Maze-Long Kesh: Saga Continues

On 15th August 2013, then-First Minister Peter Robinson stopped the development of the Maze-Long Kesh site in its tracks in a letter to DUP members, plunging the relationships at the top of the NI Executive into peril once more.

The 347-acre site of the former Maze Prison was boasted to host a £300m Peace and Reconciliation Centre, and up to 5,000 jobs.

In halting the proposed redevelopment, Mr Robinson said ‘it would be wrong to proceed with the Maze peace centre in the absence of a consensus about how it will operate’.

Since that decision by the DUP leader, any development of the site has been unceremoniously stopped and in October 2013 EU funding for the project was pulled and the £18.1m Stormont funding was divvied out between other projects, seemingly spelling the end of any movement on the site outside Lisburn.
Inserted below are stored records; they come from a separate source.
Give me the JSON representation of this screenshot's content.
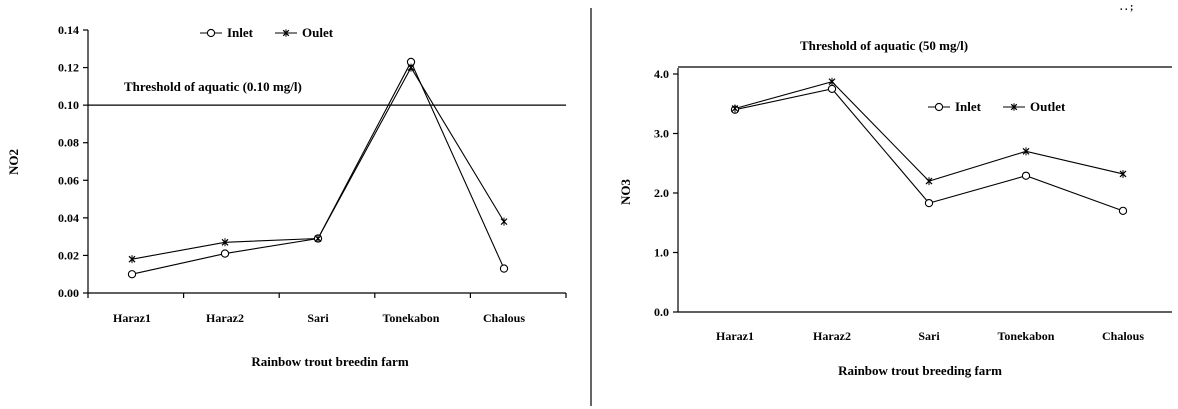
{
  "corner_mark": ". . ;",
  "chart_data": [
    {
      "type": "line",
      "categories": [
        "Haraz1",
        "Haraz2",
        "Sari",
        "Tonekabon",
        "Chalous"
      ],
      "series": [
        {
          "name": "Inlet",
          "marker": "circle",
          "values": [
            0.01,
            0.021,
            0.029,
            0.123,
            0.013
          ]
        },
        {
          "name": "Oulet",
          "marker": "x",
          "values": [
            0.018,
            0.027,
            0.029,
            0.12,
            0.038
          ]
        }
      ],
      "ylabel": "NO2",
      "xlabel": "Rainbow trout breedin farm",
      "ylim": [
        0,
        0.14
      ],
      "yticks": [
        "0.00",
        "0.02",
        "0.04",
        "0.06",
        "0.08",
        "0.10",
        "0.12",
        "0.14"
      ],
      "threshold": {
        "value": 0.1,
        "label": "Threshold of aquatic (0.10 mg/l)"
      },
      "legend_position": "top",
      "grid": false,
      "line_color": "#000000"
    },
    {
      "type": "line",
      "categories": [
        "Haraz1",
        "Haraz2",
        "Sari",
        "Tonekabon",
        "Chalous"
      ],
      "series": [
        {
          "name": "Inlet",
          "marker": "circle",
          "values": [
            3.4,
            3.75,
            1.83,
            2.29,
            1.7
          ]
        },
        {
          "name": "Outlet",
          "marker": "x",
          "values": [
            3.42,
            3.87,
            2.2,
            2.7,
            2.32
          ]
        }
      ],
      "ylabel": "NO3",
      "xlabel": "Rainbow trout breeding farm",
      "ylim": [
        0,
        4.0
      ],
      "yticks": [
        "0.0",
        "1.0",
        "2.0",
        "3.0",
        "4.0"
      ],
      "threshold": {
        "label": "Threshold of aquatic (50 mg/l)"
      },
      "legend_position": "top-right",
      "grid": false,
      "line_color": "#000000"
    }
  ]
}
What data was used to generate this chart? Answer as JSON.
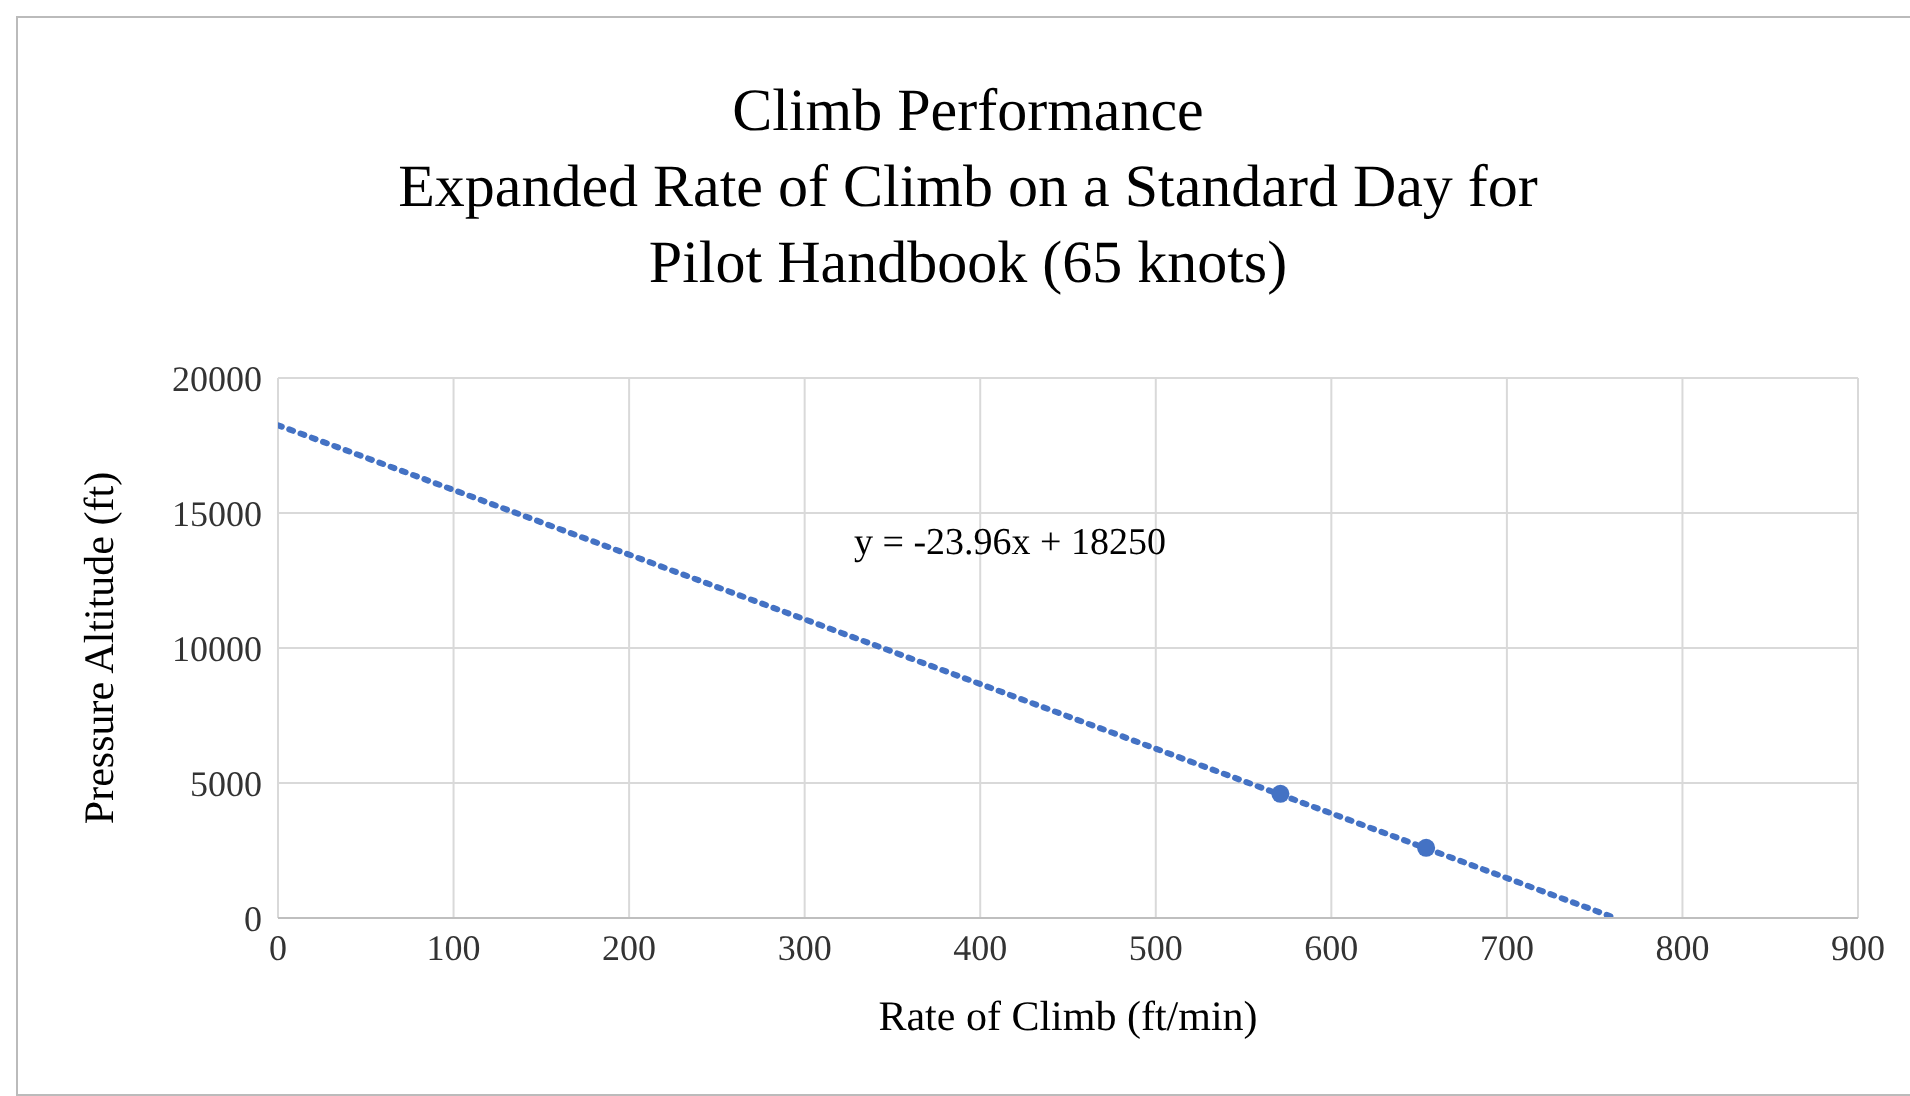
{
  "chart_data": {
    "type": "scatter",
    "title": "Climb Performance\nExpanded Rate of Climb on a Standard Day for\nPilot Handbook (65 knots)",
    "xlabel": "Rate of Climb (ft/min)",
    "ylabel": "Pressure Altitude (ft)",
    "x": [
      571,
      654
    ],
    "series": [
      {
        "color": "#4472c4",
        "values": [
          4600,
          2600
        ],
        "marker": "circle"
      },
      {
        "type": "line",
        "color": "#4472c4",
        "x": [
          0,
          761.7
        ],
        "values": [
          18250,
          0
        ],
        "line_style": "dotted",
        "marker": "none"
      }
    ],
    "annotations": [
      "y = -23.96x + 18250"
    ],
    "xlim": [
      0,
      900
    ],
    "xticks": [
      0,
      100,
      200,
      300,
      400,
      500,
      600,
      700,
      800,
      900
    ],
    "ylim": [
      0,
      20000
    ],
    "yticks": [
      0,
      5000,
      10000,
      15000,
      20000
    ],
    "grid": true
  }
}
Responding to questions in the Assembly at the time relating to the impasse, the Deputy First Minister commented that ‘No further development will take place until this is satisfactorily resolved’, and Sinn Fein firmly dug its heels in about what they deemed to be a breach of a commitment in the Programme for Government.

However, BtP can now reveal that the Maze-Long Kesh Development Corporation, which was tasked by OFMDFM to regenerate the site, is still up and running.

The Corporation, which does not even have a permanent website, and who issued their last press release in June 2013, had 15 staff prior to the DUP’s decision, and now has just over seven full time equivalent staff.

However, if indeed the DUP blocked any development on the site, and SF stuck to its position that no development would take place until the row was resolved, why have the Corporation been spending well over a million pounds on the site every year since?

In 2013-14, the Corporation spent £1.34 million, plus £363,000 on capital expenditure.  The year after, £1.31 million was spent, with £480,000 spent on capital works.  Spending up until December sat at £899,000, with capital spending at £281k, well on its way to equalling the previous years’ expenditure.

Even if we were to take salaries and running costs into consideration, it is obvious that other major expenses are being incurred at the site, despite the protestations of both the largest parties to the contrary.